Showing posts with label clusters. Show all posts
Showing posts with label clusters. Show all posts

Monday, October 27, 2008

Using local disks in a cluster

With the advent of (relatively) cheap, fast Solid State Disks, DBAs everywhere are realizing that they could potentially see huge performance gains by incorporating these new disks into their database servers. This is straightforward if you've got a monolithic box: buy 2 SSDs, create a new RAID 1, move tempdb and/or logs onto it, restart SQL, shake well, and watch your IO waits go to 0! Hopefully, anyway.

However, if you've got a cluster, things are a bit trickier. The SAN vendors are still ramping up their SSD support, so it can be difficult to get an SSD into a shared storage enclosure unless you roll your own. Especially if you pick up one of the most promising new disks, the FusionIO ioDrive. This disk gets attached to a PCIe bus directly rather than a SAS or SATA backplane, so it can't be put into most commercially available shared storage devices (SANs, NASs, etc.).
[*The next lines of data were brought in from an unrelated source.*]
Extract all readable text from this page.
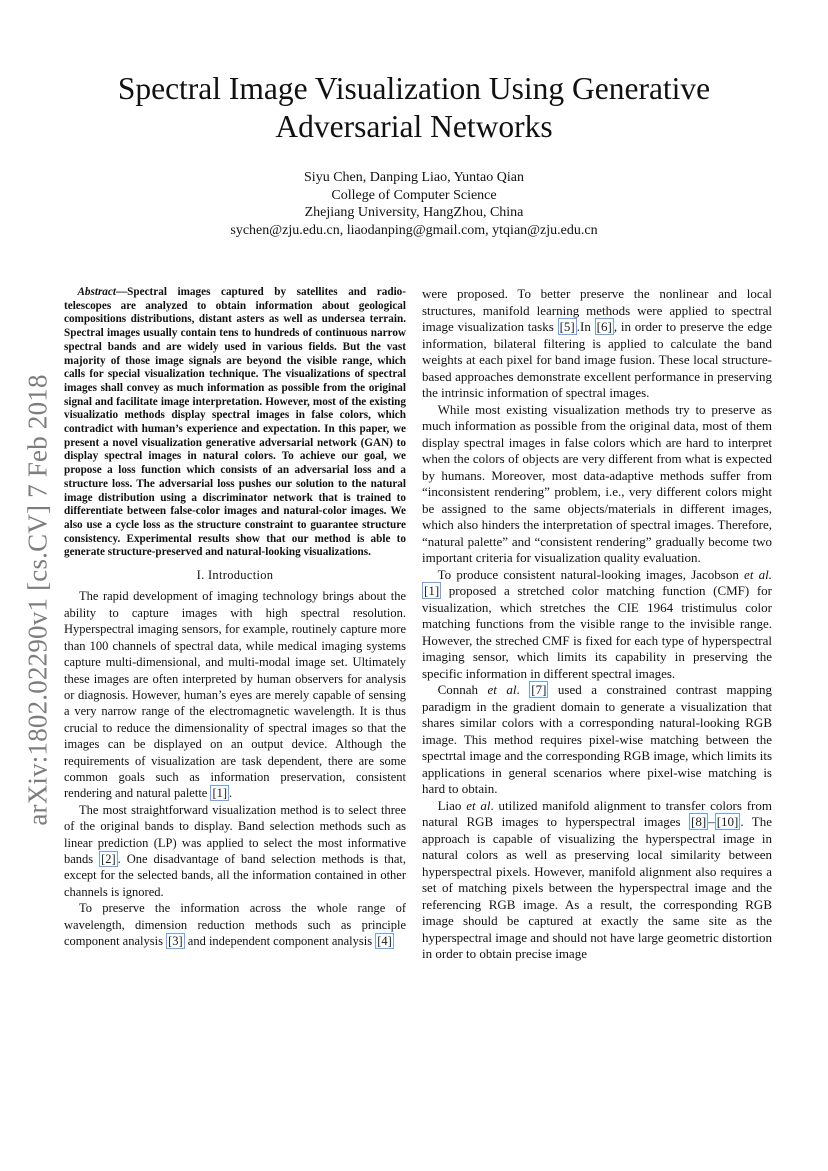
Spectral Image Visualization Using Generative Adversarial Networks
Siyu Chen, Danping Liao, Yuntao Qian
College of Computer Science
Zhejiang University, HangZhou, China
sychen@zju.edu.cn, liaodanping@gmail.com, ytqian@zju.edu.cn
arXiv:1802.02290v1 [cs.CV] 7 Feb 2018

Abstract—Spectral images captured by satellites and radio-telescopes are analyzed to obtain information about geological compositions distributions, distant asters as well as undersea terrain. Spectral images usually contain tens to hundreds of continuous narrow spectral bands and are widely used in various fields. But the vast majority of those image signals are beyond the visible range, which calls for special visualization technique. The visualizations of spectral images shall convey as much information as possible from the original signal and facilitate image interpretation. However, most of the existing visualizatio methods display spectral images in false colors, which contradict with human’s experience and expectation. In this paper, we present a novel visualization generative adversarial network (GAN) to display spectral images in natural colors. To achieve our goal, we propose a loss function which consists of an adversarial loss and a structure loss. The adversarial loss pushes our solution to the natural image distribution using a discriminator network that is trained to differentiate between false-color images and natural-color images. We also use a cycle loss as the structure constraint to guarantee structure consistency. Experimental results show that our method is able to generate structure-preserved and natural-looking visualizations.

I. Introduction

The rapid development of imaging technology brings about the ability to capture images with high spectral resolution. Hyperspectral imaging sensors, for example, routinely capture more than 100 channels of spectral data, while medical imaging systems capture multi-dimensional, and multi-modal image set. Ultimately these images are often interpreted by human observers for analysis or diagnosis. However, human’s eyes are merely capable of sensing a very narrow range of the electromagnetic wavelength. It is thus crucial to reduce the dimensionality of spectral images so that the images can be displayed on an output device. Although the requirements of visualization are task dependent, there are some common goals such as information preservation, consistent rendering and natural palette [1] .

The most straightforward visualization method is to select three of the original bands to display. Band selection methods such as linear prediction (LP) was applied to select the most informative bands [2] . One disadvantage of band selection methods is that, except for the selected bands, all the information contained in other channels is ignored.

To preserve the information across the whole range of wavelength, dimension reduction methods such as principle component analysis [3] and independent component analysis [4]

were proposed. To better preserve the nonlinear and local structures, manifold learning methods were applied to spectral image visualization tasks [5] .In [6] , in order to preserve the edge information, bilateral filtering is applied to calculate the band weights at each pixel for band image fusion. These local structure-based approaches demonstrate excellent performance in preserving the intrinsic information of spectral images.

While most existing visualization methods try to preserve as much information as possible from the original data, most of them display spectral images in false colors which are hard to interpret when the colors of objects are very different from what is expected by humans. Moreover, most data-adaptive methods suffer from “inconsistent rendering” problem, i.e., very different colors might be assigned to the same objects/materials in different images, which also hinders the interpretation of spectral images. Therefore, “natural palette” and “consistent rendering” gradually become two important criteria for visualization quality evaluation.

To produce consistent natural-looking images, Jacobson et al. [1] proposed a stretched color matching function (CMF) for visualization, which stretches the CIE 1964 tristimulus color matching functions from the visible range to the invisible range. However, the streched CMF is fixed for each type of hyperspectral imaging sensor, which limits its capability in preserving the specific information in different spectral images.

Connah et al. [7] used a constrained contrast mapping paradigm in the gradient domain to generate a visualization that shares similar colors with a corresponding natural-looking RGB image. This method requires pixel-wise matching between the spectrtal image and the corresponding RGB image, which limits its applications in general scenarios where pixel-wise matching is hard to obtain.

Liao et al. utilized manifold alignment to transfer colors from natural RGB images to hyperspectral images [8] – [10] . The approach is capable of visualizing the hyperspectral image in natural colors as well as preserving local similarity between hyperspectral pixels. However, manifold alignment also requires a set of matching pixels between the hyperspectral image and the referencing RGB image. As a result, the corresponding RGB image should be captured at exactly the same site as the hyperspectral image and should not have large geometric distortion in order to obtain precise image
Even so, we were sufficiently impressed by the IO stats on this disk to pick up a couple of them, but we still wanted to put them in our production cluster. We can't use them for shared data, obviously, as the data wouldn't persist between machines. But in theory they could be perfect for tempdb, which gets wiped out on each restart and so only needs to see the same path on each machine. I figured there was probably a way to get Microsoft Cluster Services to see the local SSDs on each machine as the same disk.

To test this theory, we (I and coworker Doug H.) took a pair of virtual machines, added drives to simulate a standard local disk, shared SAN storage, and the new SSD, built them into a cluster, and installed SQL Server 2005 on the R: drive.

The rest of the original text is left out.